Our tooling will raise that error if the server does not respond within an expected timeframe. This is different from a 429, which is a meaningful response from the server. Context Deadline Exceeded
The Azure Go SDK already has retry logic, see this link.
So you shouldn’t need to handle 429 yourself. We could consider exposing those settings via CloudQuery config if you submit a feature request for it here. Please state under which conditions you needed to handle the 429 error.
As for context deadline exceeded, that might also indicate a memory issue, so I’d try reducing concurrency. You can refer to the documentation here.
Finally, please make sure you’re not using az login as it can cause performance issues, see this link.
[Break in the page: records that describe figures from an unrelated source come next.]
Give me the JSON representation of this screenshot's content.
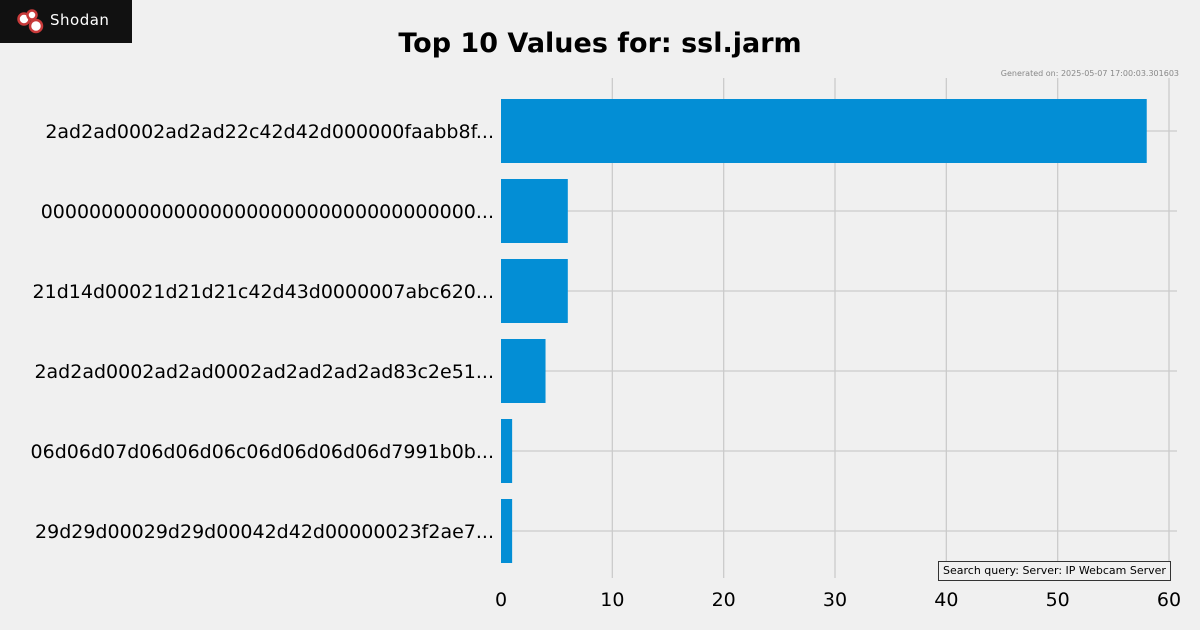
{
  "logo": {
    "text": "Shodan"
  },
  "generated_text": "Generated on: 2025-05-07 17:00:03.301603",
  "search_query_text": "Search query: Server: IP Webcam Server",
  "colors": {
    "bar": "#038ED5",
    "grid": "#cbcbcb",
    "background": "#f0f0f0"
  },
  "chart_data": {
    "type": "bar",
    "orientation": "horizontal",
    "title": "Top 10 Values for: ssl.jarm",
    "xlabel": "",
    "ylabel": "",
    "categories": [
      "2ad2ad0002ad2ad22c42d42d000000faabb8f...",
      "000000000000000000000000000000000000...",
      "21d14d00021d21d21c42d43d0000007abc620...",
      "2ad2ad0002ad2ad0002ad2ad2ad2ad83c2e51...",
      "06d06d07d06d06d06c06d06d06d06d7991b0b...",
      "29d29d00029d29d00042d42d00000023f2ae7..."
    ],
    "values": [
      58,
      6,
      6,
      4,
      1,
      1
    ],
    "xlim": [
      0,
      60
    ],
    "xticks": [
      0,
      10,
      20,
      30,
      40,
      50,
      60
    ],
    "grid": true
  }
}
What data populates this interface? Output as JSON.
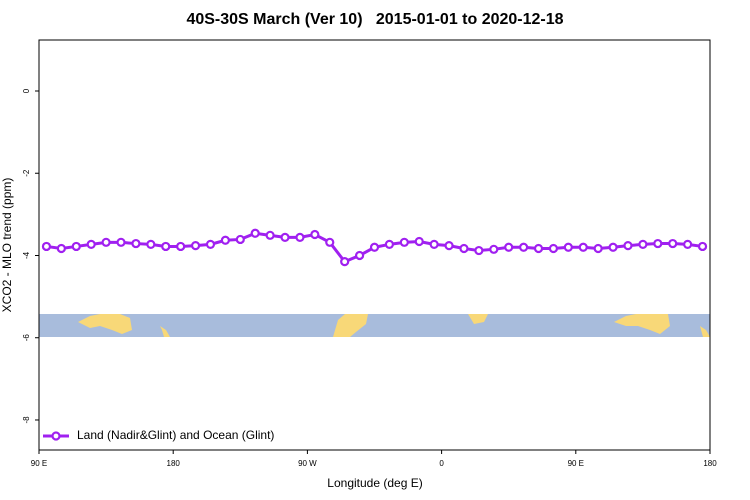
{
  "chart_data": {
    "type": "line",
    "title": "40S-30S March (Ver 10)   2015-01-01 to 2020-12-18",
    "x_label": "Longitude (deg E)",
    "y_label": "XCO2 - MLO trend (ppm)",
    "xlim": [
      90,
      540
    ],
    "ylim": [
      -8.73,
      1.24
    ],
    "xticks": [
      {
        "value": 90,
        "label": "90 E"
      },
      180,
      {
        "value": 270,
        "label": "90 W"
      },
      {
        "value": 360,
        "label": "0"
      },
      {
        "value": 450,
        "label": "90 E"
      },
      {
        "value": 540,
        "label": "180"
      }
    ],
    "yticks": [
      0,
      -2,
      -4,
      -6,
      -8
    ],
    "legend_position": "bottom-left",
    "series": [
      {
        "name": "Land (Nadir&Glint) and Ocean (Glint)",
        "color": "#a020f0",
        "x": [
          95,
          105,
          115,
          125,
          135,
          145,
          155,
          165,
          175,
          185,
          195,
          205,
          215,
          225,
          235,
          245,
          255,
          265,
          275,
          285,
          295,
          305,
          315,
          325,
          335,
          345,
          355,
          365,
          375,
          385,
          395,
          405,
          415,
          425,
          435,
          445,
          455,
          465,
          475,
          485,
          495,
          505,
          515,
          525,
          535
        ],
        "values": [
          -3.78,
          -3.83,
          -3.78,
          -3.73,
          -3.68,
          -3.68,
          -3.71,
          -3.73,
          -3.78,
          -3.78,
          -3.76,
          -3.73,
          -3.63,
          -3.61,
          -3.46,
          -3.51,
          -3.56,
          -3.56,
          -3.49,
          -3.68,
          -4.15,
          -4.0,
          -3.8,
          -3.73,
          -3.68,
          -3.66,
          -3.73,
          -3.76,
          -3.83,
          -3.88,
          -3.85,
          -3.8,
          -3.8,
          -3.83,
          -3.83,
          -3.8,
          -3.8,
          -3.83,
          -3.8,
          -3.76,
          -3.73,
          -3.71,
          -3.71,
          -3.73,
          -3.78
        ]
      }
    ]
  }
}
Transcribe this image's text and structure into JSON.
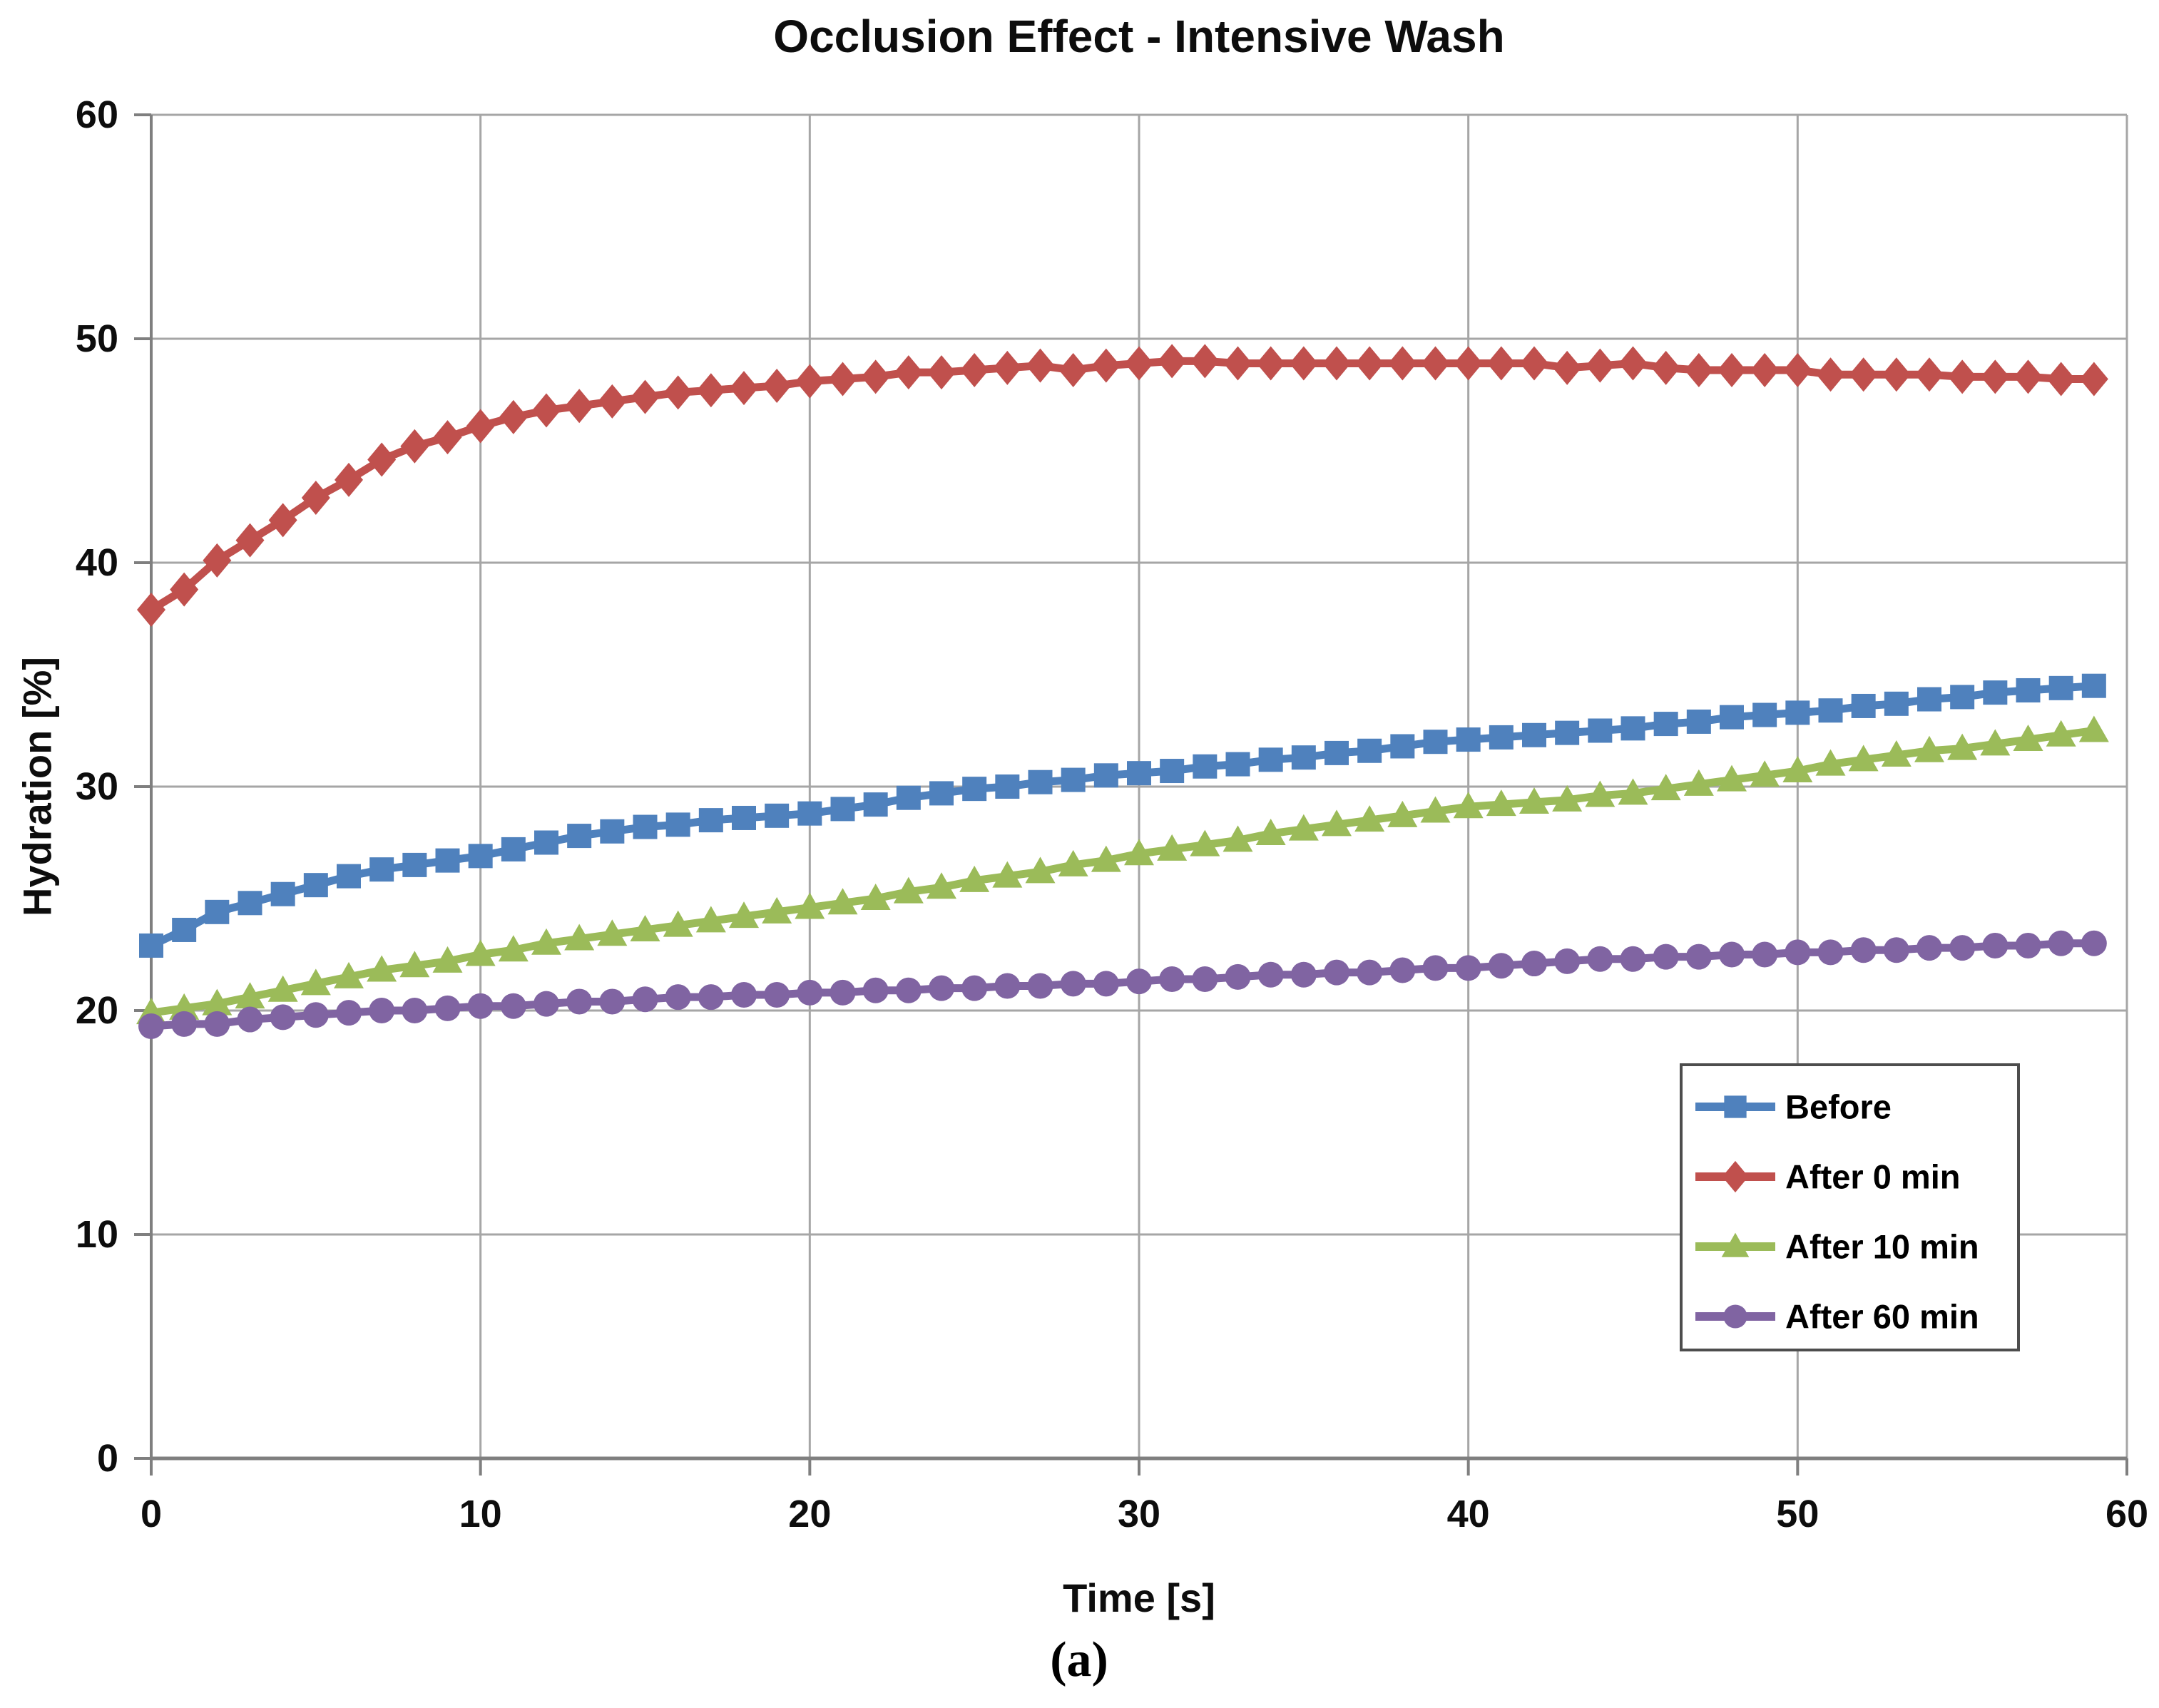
{
  "caption": "(a)",
  "chart_data": {
    "type": "line",
    "title": "Occlusion Effect - Intensive Wash",
    "xlabel": "Time [s]",
    "ylabel": "Hydration [%]",
    "xlim": [
      0,
      60
    ],
    "ylim": [
      0,
      60
    ],
    "xticks": [
      0,
      10,
      20,
      30,
      40,
      50,
      60
    ],
    "yticks": [
      0,
      10,
      20,
      30,
      40,
      50,
      60
    ],
    "grid": true,
    "legend_position": "lower right",
    "x_step": 1,
    "x_start": 0,
    "colors": {
      "gridline": "#a6a6a6",
      "axis": "#7f7f7f",
      "text": "#0d0d0d",
      "legend_border": "#4d4d4d",
      "legend_fill": "#ffffff"
    },
    "series": [
      {
        "name": "Before",
        "marker": "square",
        "color": "#4f81bd",
        "values": [
          22.9,
          23.6,
          24.4,
          24.8,
          25.2,
          25.6,
          26.0,
          26.3,
          26.5,
          26.7,
          26.9,
          27.2,
          27.5,
          27.8,
          28.0,
          28.2,
          28.3,
          28.5,
          28.6,
          28.7,
          28.8,
          29.0,
          29.2,
          29.5,
          29.7,
          29.9,
          30.0,
          30.2,
          30.3,
          30.5,
          30.6,
          30.7,
          30.9,
          31.0,
          31.2,
          31.3,
          31.5,
          31.6,
          31.8,
          32.0,
          32.1,
          32.2,
          32.3,
          32.4,
          32.5,
          32.6,
          32.8,
          32.9,
          33.1,
          33.2,
          33.3,
          33.4,
          33.6,
          33.7,
          33.9,
          34.0,
          34.2,
          34.3,
          34.4,
          34.5
        ]
      },
      {
        "name": "After 0 min",
        "marker": "diamond",
        "color": "#c0504d",
        "values": [
          37.9,
          38.8,
          40.1,
          41.0,
          41.9,
          42.9,
          43.7,
          44.6,
          45.2,
          45.6,
          46.1,
          46.5,
          46.8,
          47.0,
          47.2,
          47.4,
          47.6,
          47.7,
          47.8,
          47.9,
          48.1,
          48.2,
          48.3,
          48.5,
          48.5,
          48.6,
          48.7,
          48.8,
          48.6,
          48.8,
          48.9,
          49.0,
          49.0,
          48.9,
          48.9,
          48.9,
          48.9,
          48.9,
          48.9,
          48.9,
          48.9,
          48.9,
          48.9,
          48.7,
          48.8,
          48.9,
          48.7,
          48.6,
          48.6,
          48.6,
          48.6,
          48.4,
          48.4,
          48.4,
          48.4,
          48.3,
          48.3,
          48.3,
          48.2,
          48.2
        ]
      },
      {
        "name": "After 10 min",
        "marker": "triangle",
        "color": "#9bbb59",
        "values": [
          19.9,
          20.1,
          20.3,
          20.6,
          20.9,
          21.2,
          21.5,
          21.8,
          22.0,
          22.2,
          22.5,
          22.7,
          23.0,
          23.2,
          23.4,
          23.6,
          23.8,
          24.0,
          24.2,
          24.4,
          24.6,
          24.8,
          25.0,
          25.3,
          25.5,
          25.8,
          26.0,
          26.2,
          26.5,
          26.7,
          27.0,
          27.2,
          27.4,
          27.6,
          27.9,
          28.1,
          28.3,
          28.5,
          28.7,
          28.9,
          29.1,
          29.2,
          29.3,
          29.4,
          29.6,
          29.7,
          29.9,
          30.1,
          30.3,
          30.5,
          30.7,
          31.0,
          31.2,
          31.4,
          31.6,
          31.7,
          31.9,
          32.1,
          32.3,
          32.5
        ]
      },
      {
        "name": "After 60 min",
        "marker": "circle",
        "color": "#8064a2",
        "values": [
          19.3,
          19.4,
          19.4,
          19.6,
          19.7,
          19.8,
          19.9,
          20.0,
          20.0,
          20.1,
          20.2,
          20.2,
          20.3,
          20.4,
          20.4,
          20.5,
          20.6,
          20.6,
          20.7,
          20.7,
          20.8,
          20.8,
          20.9,
          20.9,
          21.0,
          21.0,
          21.1,
          21.1,
          21.2,
          21.2,
          21.3,
          21.4,
          21.4,
          21.5,
          21.6,
          21.6,
          21.7,
          21.7,
          21.8,
          21.9,
          21.9,
          22.0,
          22.1,
          22.2,
          22.3,
          22.3,
          22.4,
          22.4,
          22.5,
          22.5,
          22.6,
          22.6,
          22.7,
          22.7,
          22.8,
          22.8,
          22.9,
          22.9,
          23.0,
          23.0
        ]
      }
    ]
  }
}
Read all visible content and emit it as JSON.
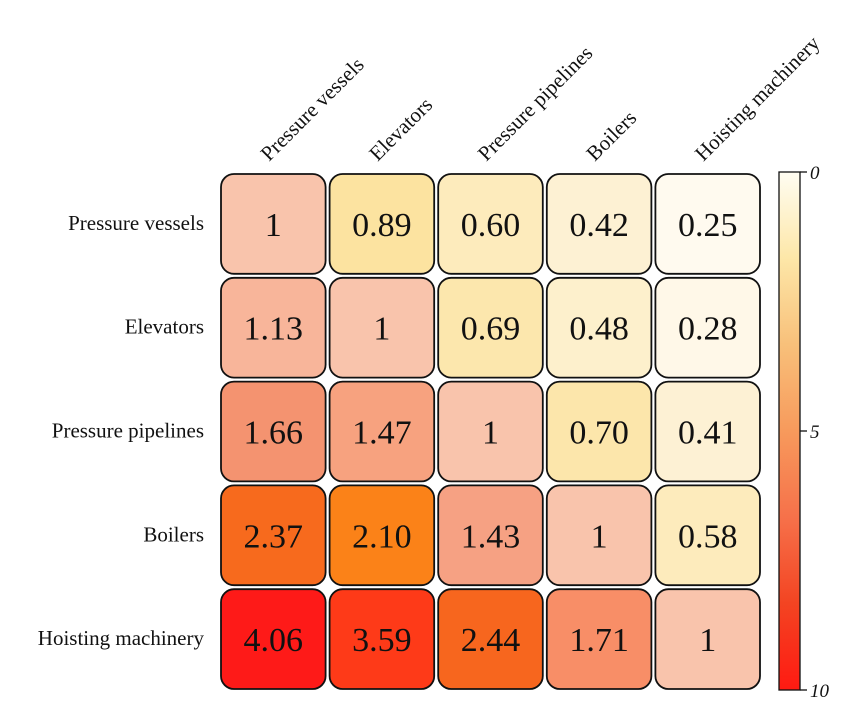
{
  "chart_data": {
    "type": "heatmap",
    "title": "",
    "rows": [
      "Pressure vessels",
      "Elevators",
      "Pressure pipelines",
      "Boilers",
      "Hoisting machinery"
    ],
    "columns": [
      "Pressure vessels",
      "Elevators",
      "Pressure pipelines",
      "Boilers",
      "Hoisting machinery"
    ],
    "values": [
      [
        1,
        0.89,
        0.6,
        0.42,
        0.25
      ],
      [
        1.13,
        1,
        0.69,
        0.48,
        0.28
      ],
      [
        1.66,
        1.47,
        1,
        0.7,
        0.41
      ],
      [
        2.37,
        2.1,
        1.43,
        1,
        0.58
      ],
      [
        4.06,
        3.59,
        2.44,
        1.71,
        1
      ]
    ],
    "value_labels": [
      [
        "1",
        "0.89",
        "0.60",
        "0.42",
        "0.25"
      ],
      [
        "1.13",
        "1",
        "0.69",
        "0.48",
        "0.28"
      ],
      [
        "1.66",
        "1.47",
        "1",
        "0.70",
        "0.41"
      ],
      [
        "2.37",
        "2.10",
        "1.43",
        "1",
        "0.58"
      ],
      [
        "4.06",
        "3.59",
        "2.44",
        "1.71",
        "1"
      ]
    ],
    "colorbar": {
      "ticks": [
        0,
        5,
        10
      ],
      "tick_labels": [
        "0",
        "5",
        "10"
      ],
      "range": [
        0,
        10
      ],
      "colors": [
        "#fffdf2",
        "#fde7a8",
        "#f8c07a",
        "#f79a5c",
        "#f6714a",
        "#f34422",
        "#ff1a12"
      ]
    },
    "cell_colors": [
      [
        "#f9c4ac",
        "#fce3a0",
        "#fdebbc",
        "#fdf1d3",
        "#fffaef"
      ],
      [
        "#f8b59a",
        "#f9c4ac",
        "#fce7ad",
        "#fdf0cc",
        "#fff8e8"
      ],
      [
        "#f49370",
        "#f7a27f",
        "#f9c4ac",
        "#fce6ab",
        "#fdf1d4"
      ],
      [
        "#f76a1d",
        "#fb8218",
        "#f6a183",
        "#f9c4ac",
        "#fdebbc"
      ],
      [
        "#fe1a18",
        "#fe3a18",
        "#f7661e",
        "#f88e67",
        "#f9c4ac"
      ]
    ]
  }
}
The reason I added this handling of 429 is because I noticed an inconsistent behavior when throttling occurs. See this thread: Discord Thread.
After adding this proxy as a workaround, I noticed that it did solve the inconsistency problem.
BUT
I then ran this solution on one huge Azure Subscription with lots of resources under storage, and I now get context deadline exceeded as I believe that there are simply too many resources and some requests sleep for too long. I changed the sleep time to 30 seconds, but some requests might get into a loop of sleep if they keep encountering 429.
I’ll try reducing the concurrency and let you know. I’m not using az login; I pass the following environment variables to the CQ CLI:
I wasn’t able to monitor the resources of the machine. Sorry about that.
So I did some research and found an interesting thing about the 429 problem mentioned in the other thread: According to the Azure Go Client SDK CHANGELOG, they mentioned that
Don't retry a request if the Retry-After delay is greater than the configured RetryOptions.MaxRetryDelay.
Using the proxy, I was able to find out that most of the headers returned from azure_storage_* of a 429 response have a Retry-After which is greater than the Default RetryOptions.MaxRetryDelay, which is set to 60, meaning that Azure won’t retry them.
Correct me if I’m wrong, but CQ uses the default value and that’s why it does not handle 429 responses well (at least not from azure_storage_*). This can explain the inconsistent behavior.
If you can monitor the resources of the machine that runs the sync, that would be good too to help us debug.
Could you point me to how I can monitor this? I’m running on my local machine now, Linux if that makes a difference.
That makes sense about the Azure Go SDK. Thanks for digging into it. I assume they do that so it won’t sleep/hang for too long.
So I think the solution would be to expose those as options in the spec, or even have different defaults for different tables per issue #9860 as depending on Retry-After, we might not retry some resources at all. I’ll take a look at that.
About monitoring, if you’re running locally, I would use a tool like htop to get some basic visibility on the machine resources while running a sync.